1995年、ボスニア東部のスレブレニツァで起こったボシュニャク(ムスリム)の虐殺は「第二次世界大戦以来の欧州で最悪の虐殺」と称され、旧ユーゴスラヴィア国際刑事裁判所で唯一「ジェノサイド」と認定されている。事件から25年が経過した今日、改めてこうした歴史的事実を見つめ直し、現代を生きる我々に向けた教訓としなければならないだろう。

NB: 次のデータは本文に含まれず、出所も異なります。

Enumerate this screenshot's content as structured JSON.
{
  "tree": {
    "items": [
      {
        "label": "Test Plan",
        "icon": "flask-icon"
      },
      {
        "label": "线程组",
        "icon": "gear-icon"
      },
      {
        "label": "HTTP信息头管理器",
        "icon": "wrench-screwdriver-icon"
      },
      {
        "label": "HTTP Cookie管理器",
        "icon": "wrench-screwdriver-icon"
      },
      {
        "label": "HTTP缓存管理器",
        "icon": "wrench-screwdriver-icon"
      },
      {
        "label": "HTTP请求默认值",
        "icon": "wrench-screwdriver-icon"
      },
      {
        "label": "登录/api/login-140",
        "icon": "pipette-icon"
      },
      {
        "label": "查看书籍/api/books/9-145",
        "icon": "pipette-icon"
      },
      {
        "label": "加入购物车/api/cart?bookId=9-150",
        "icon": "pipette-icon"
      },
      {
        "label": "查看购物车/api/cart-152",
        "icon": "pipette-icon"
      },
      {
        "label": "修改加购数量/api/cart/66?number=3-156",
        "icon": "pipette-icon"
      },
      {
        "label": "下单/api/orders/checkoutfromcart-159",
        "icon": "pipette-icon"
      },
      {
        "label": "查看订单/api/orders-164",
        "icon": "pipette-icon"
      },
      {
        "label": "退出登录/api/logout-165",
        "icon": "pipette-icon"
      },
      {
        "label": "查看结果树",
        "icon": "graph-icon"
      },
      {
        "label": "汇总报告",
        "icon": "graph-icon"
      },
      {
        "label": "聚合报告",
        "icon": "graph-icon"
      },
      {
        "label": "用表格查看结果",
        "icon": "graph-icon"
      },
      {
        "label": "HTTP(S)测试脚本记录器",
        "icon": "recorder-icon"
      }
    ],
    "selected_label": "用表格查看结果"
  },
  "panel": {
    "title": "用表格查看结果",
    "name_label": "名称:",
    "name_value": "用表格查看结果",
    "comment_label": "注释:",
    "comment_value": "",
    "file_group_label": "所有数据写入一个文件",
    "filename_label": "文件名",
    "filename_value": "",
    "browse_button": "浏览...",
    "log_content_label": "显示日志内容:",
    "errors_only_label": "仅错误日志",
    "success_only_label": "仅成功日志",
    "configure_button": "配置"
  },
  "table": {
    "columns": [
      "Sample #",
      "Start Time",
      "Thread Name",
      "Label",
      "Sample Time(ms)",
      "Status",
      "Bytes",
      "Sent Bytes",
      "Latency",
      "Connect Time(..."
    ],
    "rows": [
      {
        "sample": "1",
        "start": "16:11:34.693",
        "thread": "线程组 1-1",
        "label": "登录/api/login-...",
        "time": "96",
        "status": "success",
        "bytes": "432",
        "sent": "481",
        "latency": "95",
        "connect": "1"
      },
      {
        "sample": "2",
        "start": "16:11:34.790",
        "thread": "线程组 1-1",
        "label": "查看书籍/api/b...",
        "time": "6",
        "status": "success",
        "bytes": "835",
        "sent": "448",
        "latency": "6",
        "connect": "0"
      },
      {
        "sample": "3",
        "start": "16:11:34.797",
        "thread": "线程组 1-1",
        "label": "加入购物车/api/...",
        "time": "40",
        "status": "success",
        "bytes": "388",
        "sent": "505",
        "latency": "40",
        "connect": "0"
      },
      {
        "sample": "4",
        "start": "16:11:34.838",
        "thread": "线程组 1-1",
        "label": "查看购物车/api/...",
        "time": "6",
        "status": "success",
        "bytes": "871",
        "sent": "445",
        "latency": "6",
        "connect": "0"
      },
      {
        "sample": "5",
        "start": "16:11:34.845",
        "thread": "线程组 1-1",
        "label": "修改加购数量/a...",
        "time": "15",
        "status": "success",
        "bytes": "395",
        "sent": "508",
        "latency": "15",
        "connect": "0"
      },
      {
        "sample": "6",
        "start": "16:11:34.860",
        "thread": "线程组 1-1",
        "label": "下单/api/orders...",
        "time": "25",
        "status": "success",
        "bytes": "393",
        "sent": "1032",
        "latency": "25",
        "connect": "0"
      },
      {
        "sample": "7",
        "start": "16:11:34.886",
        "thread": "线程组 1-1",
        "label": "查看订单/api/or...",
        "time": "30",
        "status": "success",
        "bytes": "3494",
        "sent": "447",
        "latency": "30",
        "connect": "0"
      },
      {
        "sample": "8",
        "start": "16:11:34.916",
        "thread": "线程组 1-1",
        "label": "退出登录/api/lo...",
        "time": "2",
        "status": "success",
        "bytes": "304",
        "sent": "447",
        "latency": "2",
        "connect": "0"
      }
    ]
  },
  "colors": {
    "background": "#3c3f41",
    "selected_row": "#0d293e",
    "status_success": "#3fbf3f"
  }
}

本書は、地域研究・歴史学、国際法学、国際政治学それぞれの観点から、スレブレニツァ・ジェノサイドを多角的・重層的に捉え直すことで、その実像を浮かび上がらせる。
第Ⅰ部 地域研究・歴史学の視点から
第1章 スレブレニツァ事件を再構築する(長有紀枝)
第2章 スレブレニツァの集合的記憶(藤原広人)
第3章 スレブレニツァ事件をどう伝えていくのか(柴 宜弘)
第4章 “ 共存” の政治風土は醸成され得るのか(橋本敬市)
第Ⅱ部 国際刑事裁判と国際法学の視点から
第5章 ICTY による国際刑事捜査とスレブレニツァ(藤原広人)
第6章 国際刑事裁判におけるジェノサイド罪と迫害罪(尾崎久仁子)
第7章《解説》スレブレニツァ事件に関わる国際刑事責任の基本原則(佐藤宏美)
第Ⅲ部 国連平和維持活動(PKO)と国際政治学・平和構築の視点から
第8章《講演》スレブレニツァと国連PKO(明石 康)
第9章 国連平和維持活動における行為の帰属(岡田陽平)
第10章 スレブレニツァと「文民保護」の現在(篠田英朗)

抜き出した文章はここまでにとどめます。